HNSW Index
Hierarchical Navigable Small World
A graph-based index and the go-to choice for low-latency approximate nearest neighbor search — delivering state-of-the-art speed and recall at the cost of higher memory usage
How It Works
HNSW builds a multi-layer graph structure where each node represents a vector and edges connect nodes based on similarity.
- Layers form a hierarchy 🪜
- Upper layers are sparse and act as "highways" for fast long-range navigation.
- Lower layers are dense and provide fine-grained local neighborhood connectivity.
- How search works (coarse → fine) 🔍
- Start from an entry point at the top layer.
- At the current layer, you greedily walk to neighbors that are closer to the query vector, until you can't get any closer.
- Then you drop down one layer at that position and repeat the same greedy search.
- On the lowest layer, this process is done more carefully (with a small candidate list) to refine the result.
- Why this is fast and accurate ⚡ 🎯
- Fast: Upper layers let you jump quickly to the right region without visiting most points.
- Accurate: The dense bottom layer lets you explore the local neighborhood thoroughly, so recall stays high.
When to Use an HNSW Index?
- ✅ Real-time, low-latency applications (e.g., conversational AI and live recommendations)
- ✅ Production systems requiring consistent high recall with minimal latency
Best Practice: HNSW is our recommended default for most production use cases.
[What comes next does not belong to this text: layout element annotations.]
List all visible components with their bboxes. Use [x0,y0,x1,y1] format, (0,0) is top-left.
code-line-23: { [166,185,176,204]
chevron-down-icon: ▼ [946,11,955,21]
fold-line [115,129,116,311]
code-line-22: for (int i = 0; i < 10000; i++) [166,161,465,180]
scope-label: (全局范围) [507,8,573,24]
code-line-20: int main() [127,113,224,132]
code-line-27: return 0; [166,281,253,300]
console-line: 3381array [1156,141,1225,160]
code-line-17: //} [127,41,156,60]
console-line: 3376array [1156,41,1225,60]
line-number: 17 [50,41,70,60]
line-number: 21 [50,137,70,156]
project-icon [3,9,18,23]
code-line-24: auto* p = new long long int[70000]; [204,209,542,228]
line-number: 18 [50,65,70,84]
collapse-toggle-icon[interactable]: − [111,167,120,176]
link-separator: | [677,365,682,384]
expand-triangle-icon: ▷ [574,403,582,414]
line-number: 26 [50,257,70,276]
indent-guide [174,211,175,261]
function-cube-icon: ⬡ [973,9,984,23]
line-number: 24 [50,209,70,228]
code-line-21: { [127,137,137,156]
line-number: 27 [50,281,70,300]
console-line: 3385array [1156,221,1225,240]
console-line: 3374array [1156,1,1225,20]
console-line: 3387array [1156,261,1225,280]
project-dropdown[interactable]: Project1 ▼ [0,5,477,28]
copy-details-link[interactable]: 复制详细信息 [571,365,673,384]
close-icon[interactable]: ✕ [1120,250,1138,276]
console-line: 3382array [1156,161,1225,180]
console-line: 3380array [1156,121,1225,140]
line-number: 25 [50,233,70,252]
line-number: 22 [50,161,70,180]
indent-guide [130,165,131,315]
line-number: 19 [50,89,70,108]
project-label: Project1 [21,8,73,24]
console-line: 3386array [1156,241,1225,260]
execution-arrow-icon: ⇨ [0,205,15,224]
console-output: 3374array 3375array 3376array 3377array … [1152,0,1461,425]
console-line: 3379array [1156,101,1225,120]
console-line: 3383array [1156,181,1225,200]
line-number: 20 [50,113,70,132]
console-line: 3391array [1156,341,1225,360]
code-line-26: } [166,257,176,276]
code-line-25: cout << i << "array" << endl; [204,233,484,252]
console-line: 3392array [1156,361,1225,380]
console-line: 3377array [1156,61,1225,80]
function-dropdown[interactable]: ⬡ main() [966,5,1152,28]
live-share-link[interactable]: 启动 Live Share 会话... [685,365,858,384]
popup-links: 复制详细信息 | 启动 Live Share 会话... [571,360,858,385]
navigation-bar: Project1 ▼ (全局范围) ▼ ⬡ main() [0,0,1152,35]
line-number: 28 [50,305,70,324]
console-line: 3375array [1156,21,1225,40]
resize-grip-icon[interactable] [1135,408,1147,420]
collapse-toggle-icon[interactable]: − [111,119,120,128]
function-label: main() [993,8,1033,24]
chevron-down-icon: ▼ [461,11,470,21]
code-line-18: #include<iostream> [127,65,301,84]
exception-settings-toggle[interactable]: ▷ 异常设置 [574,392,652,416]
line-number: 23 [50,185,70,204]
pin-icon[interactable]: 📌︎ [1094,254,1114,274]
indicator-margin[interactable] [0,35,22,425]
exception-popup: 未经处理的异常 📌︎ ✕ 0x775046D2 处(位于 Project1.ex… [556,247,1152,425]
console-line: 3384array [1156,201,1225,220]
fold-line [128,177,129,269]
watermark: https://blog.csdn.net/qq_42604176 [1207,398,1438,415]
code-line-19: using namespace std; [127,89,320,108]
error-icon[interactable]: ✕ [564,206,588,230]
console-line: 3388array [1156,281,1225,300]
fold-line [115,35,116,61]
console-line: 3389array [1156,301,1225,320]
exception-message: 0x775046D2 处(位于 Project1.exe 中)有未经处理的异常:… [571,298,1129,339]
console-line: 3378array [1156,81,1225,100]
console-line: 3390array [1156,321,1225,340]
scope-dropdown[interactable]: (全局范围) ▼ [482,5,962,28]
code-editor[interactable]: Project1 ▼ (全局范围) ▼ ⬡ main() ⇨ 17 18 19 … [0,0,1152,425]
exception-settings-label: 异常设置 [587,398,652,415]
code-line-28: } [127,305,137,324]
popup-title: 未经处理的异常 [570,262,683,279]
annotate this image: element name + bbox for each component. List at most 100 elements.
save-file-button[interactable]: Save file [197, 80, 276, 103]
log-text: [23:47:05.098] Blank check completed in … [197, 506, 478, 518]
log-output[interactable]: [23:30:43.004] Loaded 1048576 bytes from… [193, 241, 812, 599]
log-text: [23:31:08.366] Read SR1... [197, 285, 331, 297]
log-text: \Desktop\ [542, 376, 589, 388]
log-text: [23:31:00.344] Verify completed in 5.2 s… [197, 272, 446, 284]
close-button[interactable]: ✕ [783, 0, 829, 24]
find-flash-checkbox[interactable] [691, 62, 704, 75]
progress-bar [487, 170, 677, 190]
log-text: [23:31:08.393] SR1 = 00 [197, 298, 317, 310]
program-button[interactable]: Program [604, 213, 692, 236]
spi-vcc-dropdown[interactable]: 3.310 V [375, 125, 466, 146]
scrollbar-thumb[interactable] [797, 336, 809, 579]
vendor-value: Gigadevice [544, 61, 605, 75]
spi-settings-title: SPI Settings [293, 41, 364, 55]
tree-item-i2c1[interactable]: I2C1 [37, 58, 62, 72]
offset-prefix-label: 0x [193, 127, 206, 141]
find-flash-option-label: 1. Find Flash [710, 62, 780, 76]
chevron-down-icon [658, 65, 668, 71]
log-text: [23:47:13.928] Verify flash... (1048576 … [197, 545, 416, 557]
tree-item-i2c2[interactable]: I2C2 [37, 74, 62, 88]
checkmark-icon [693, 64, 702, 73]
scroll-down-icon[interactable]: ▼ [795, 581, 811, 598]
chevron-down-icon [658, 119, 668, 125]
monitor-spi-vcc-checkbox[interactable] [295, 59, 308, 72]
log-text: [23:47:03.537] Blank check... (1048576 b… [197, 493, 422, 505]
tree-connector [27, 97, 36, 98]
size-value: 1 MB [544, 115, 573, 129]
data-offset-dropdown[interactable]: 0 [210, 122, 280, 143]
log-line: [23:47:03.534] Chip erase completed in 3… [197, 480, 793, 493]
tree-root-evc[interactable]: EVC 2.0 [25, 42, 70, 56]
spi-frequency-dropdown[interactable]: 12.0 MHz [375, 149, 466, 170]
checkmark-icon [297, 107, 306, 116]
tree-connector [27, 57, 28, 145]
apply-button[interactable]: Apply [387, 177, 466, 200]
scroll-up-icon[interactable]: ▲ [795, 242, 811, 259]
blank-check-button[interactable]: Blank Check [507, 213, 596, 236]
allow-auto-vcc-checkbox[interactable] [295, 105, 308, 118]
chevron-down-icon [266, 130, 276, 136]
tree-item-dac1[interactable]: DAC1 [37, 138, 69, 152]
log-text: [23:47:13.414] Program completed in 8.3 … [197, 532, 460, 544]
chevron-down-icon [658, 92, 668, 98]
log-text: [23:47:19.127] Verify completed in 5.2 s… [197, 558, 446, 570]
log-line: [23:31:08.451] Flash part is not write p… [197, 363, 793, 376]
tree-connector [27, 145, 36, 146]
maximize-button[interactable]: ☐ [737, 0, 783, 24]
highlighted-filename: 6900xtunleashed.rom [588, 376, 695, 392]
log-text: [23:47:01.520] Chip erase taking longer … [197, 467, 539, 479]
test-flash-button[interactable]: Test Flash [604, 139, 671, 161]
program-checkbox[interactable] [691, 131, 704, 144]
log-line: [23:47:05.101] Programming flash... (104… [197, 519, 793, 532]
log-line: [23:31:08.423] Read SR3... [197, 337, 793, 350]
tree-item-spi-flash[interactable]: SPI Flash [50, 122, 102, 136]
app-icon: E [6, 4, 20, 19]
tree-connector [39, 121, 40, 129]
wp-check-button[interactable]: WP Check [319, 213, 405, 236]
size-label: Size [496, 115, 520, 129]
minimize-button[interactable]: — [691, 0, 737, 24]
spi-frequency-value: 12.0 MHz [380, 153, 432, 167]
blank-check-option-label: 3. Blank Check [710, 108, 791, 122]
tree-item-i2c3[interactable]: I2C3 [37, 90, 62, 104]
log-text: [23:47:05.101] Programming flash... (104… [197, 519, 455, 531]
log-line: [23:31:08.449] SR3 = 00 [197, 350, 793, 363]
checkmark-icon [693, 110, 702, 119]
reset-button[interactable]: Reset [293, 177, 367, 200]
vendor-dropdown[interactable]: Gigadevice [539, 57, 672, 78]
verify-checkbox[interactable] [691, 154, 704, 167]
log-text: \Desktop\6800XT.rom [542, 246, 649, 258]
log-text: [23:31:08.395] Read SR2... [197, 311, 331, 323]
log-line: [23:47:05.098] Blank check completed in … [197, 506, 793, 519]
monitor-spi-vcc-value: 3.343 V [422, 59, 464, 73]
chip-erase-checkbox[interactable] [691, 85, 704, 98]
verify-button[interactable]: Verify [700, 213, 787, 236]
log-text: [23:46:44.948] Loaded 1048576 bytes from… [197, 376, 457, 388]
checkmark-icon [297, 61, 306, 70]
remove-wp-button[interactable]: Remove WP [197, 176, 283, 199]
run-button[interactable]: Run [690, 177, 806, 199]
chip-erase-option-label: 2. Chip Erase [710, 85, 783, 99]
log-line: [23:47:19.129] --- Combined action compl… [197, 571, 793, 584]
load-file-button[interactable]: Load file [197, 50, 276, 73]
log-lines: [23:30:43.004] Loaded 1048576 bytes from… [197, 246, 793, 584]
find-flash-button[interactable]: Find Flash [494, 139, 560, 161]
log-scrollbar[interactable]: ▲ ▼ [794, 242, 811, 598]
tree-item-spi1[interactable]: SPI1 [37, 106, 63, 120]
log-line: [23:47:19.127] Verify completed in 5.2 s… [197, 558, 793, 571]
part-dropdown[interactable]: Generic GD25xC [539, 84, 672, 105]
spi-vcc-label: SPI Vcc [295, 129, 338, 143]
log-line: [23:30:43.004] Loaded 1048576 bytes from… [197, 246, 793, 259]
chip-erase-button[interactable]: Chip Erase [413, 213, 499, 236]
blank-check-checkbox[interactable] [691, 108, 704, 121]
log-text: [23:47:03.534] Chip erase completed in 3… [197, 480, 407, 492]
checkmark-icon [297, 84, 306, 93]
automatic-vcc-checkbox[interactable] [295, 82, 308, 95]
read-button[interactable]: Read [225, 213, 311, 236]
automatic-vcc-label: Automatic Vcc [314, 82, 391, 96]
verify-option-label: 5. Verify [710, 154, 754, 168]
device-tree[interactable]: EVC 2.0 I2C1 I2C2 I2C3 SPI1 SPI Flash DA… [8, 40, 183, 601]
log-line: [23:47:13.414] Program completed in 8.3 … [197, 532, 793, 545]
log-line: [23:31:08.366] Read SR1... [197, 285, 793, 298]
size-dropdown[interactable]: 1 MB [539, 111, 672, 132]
It strikes an excellent balance between speed, accuracy, and robustness.
Advantages
- ✨ Near-logarithmic query time — Typically O(log n) for large datasets
- ✨ Consistently high recall across diverse data distributions
- ✨ Faster indexing than many alternatives (e.g., IVF-based methods)
Trade-offs
- ⚠️ Higher memory footprint — Graph links require additional storage (scales with
m) - ⚠️ Indexing complexity of O(n log n) — Slower build time than Flat index (but often faster than IVF)
Key Parameters
Tuning Tip:
Start with defaults, then adjust ef first for recall/latency trade-offs.
Only if needed, increase ef_construction or m for better accuracy — but expect slower indexing and higher memory use.
Index-Time Parameters
| Parameter | Description | Tuning Guidance |
|---|---|---|
metric_type | Similarity metric used to compare vectors | Choose based on how your embeddings were trained |
m | Max neighbors per node — The maximum number of bidirectional links created for each node during graph construction | • Higher m → ✨ better recall and graph connectivity ⚠️ more memory usage and higher latency for both indexing and search |
ef_construction | Index-time candidate pool size — Determines how many neighboring candidates the algorithm considers when inserting a new vector into the graph | • Higher ef_construction → ✨ better graph quality and higher recall ⚠️ longer index build time (does not affect query speed) |
quantize_type | Vector quantization method to apply Defaults to no quantization | See Quantization for more details |
Query-Time Parameters
| Parameter | Description | Tuning Guidance |
|---|---|---|
ef | Query-time candidate pool size — Determines how many potential neighbors are explored at each step during graph traversal at query time | • Higher ef → ✨ higher recall ⚠️ higher query latency |
radius | Distance (similarity) threshold for range-based filtering — only documents satisfying the threshold are returned | Example: • With inner product MetricType.IP, set radius=0.6 to keep only results with score > 0.6 ✅ Use when: You want to filter out low-quality matches 🚫 Skip when: You want all top-k results, regardless of quality |
is_linear | Forces a brute-force linear search instead of using the index | 🐌 Very slow for large datasets! ✅ Only use for: Debugging, tiny collections, or verifying index accuracy |
is_using_refiner | Enables exact score refinement (recomputes exact similarity scores) for top candidates — useful when vectors are quantized | ✅ Turn on: When you need higher accuracy ⚠️ Adds latency due to exact re-scoring |